The model-generated briefing is like a tiny summarizer subagent with no tools. It does not use the current chat context window directly. It only receives the cleaned handoff timeline and stats.
Why a package-backed extension
The export must read the live Pi session branch. File modification time is not reliable when sessions are resumed, forked, compacted, or running concurrently. This package registers a Pi extension command so it can use Pi runtime APIs for the active branch and session metadata instead of guessing from session files.
Privacy and gitignore behavior
Handoffs may contain private prompts, code snippets, local paths, command output, API responses, database rows, logs, and business context. The exporter appends .handoffs/ to an existing .gitignore. If no .gitignore exists, it fails safely rather than silently creating one.

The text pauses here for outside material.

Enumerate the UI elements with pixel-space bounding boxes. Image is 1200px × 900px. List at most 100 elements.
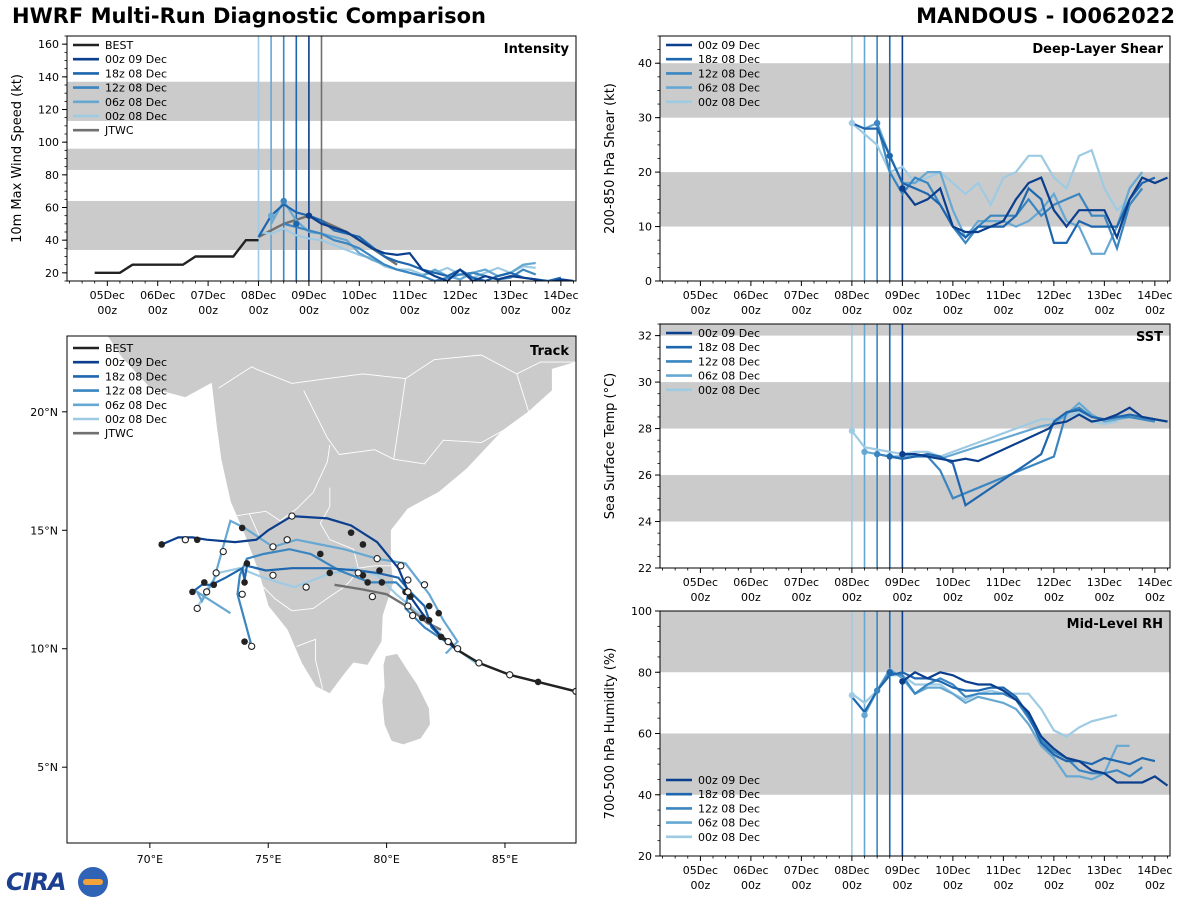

Review handoffs before sharing them outside the project or organization.
What gets preserved
The exporter preserves continuity evidence by default:
- user and assistant text
- context summaries
- tool calls and arguments
- tool results and outputs
- shell command output
- MCP output
- subagent context messages
- compacted branch summaries and raw pre-compact branch history when present
What gets removed
The exporter removes only material that is not appropriate for portable continuity:
- thinking or reasoning blocks
- extension state records such as
customandlabelentries - known Pi settings events such as model changes
- empty messages left after removing thinking or state-only entries
Compaction behavior
Pi compaction is append-only: compacting a session appends a summary entry but does not delete the earlier raw messages from the session file. Because this package exports the active branch path, handoffs can still include pre-compact user and assistant messages. Compaction summaries are preserved as context records so a receiving agent can see that compaction occurred, but they are not the only source of continuity.
CLI for explicit snapshots
The CLI is for tests and explicit normalized snapshots. It cannot export the current Pi session because that requires the live extension context.
node packages/handoff-pi-agent/scripts/extract-handoff.ts \
--input shared/handoff/fixtures/simple-transcript.json \
--cwd "$PWD" \
--out .handoffs/cli-test \
--add-gitignore=falseDevelopment note
This package includes a package-local copy of the shared implementation under shared/handoff/ so the npm tarball is self-contained. Keep those files synchronized with the repo-level canonical source in shared/handoff/ before publishing.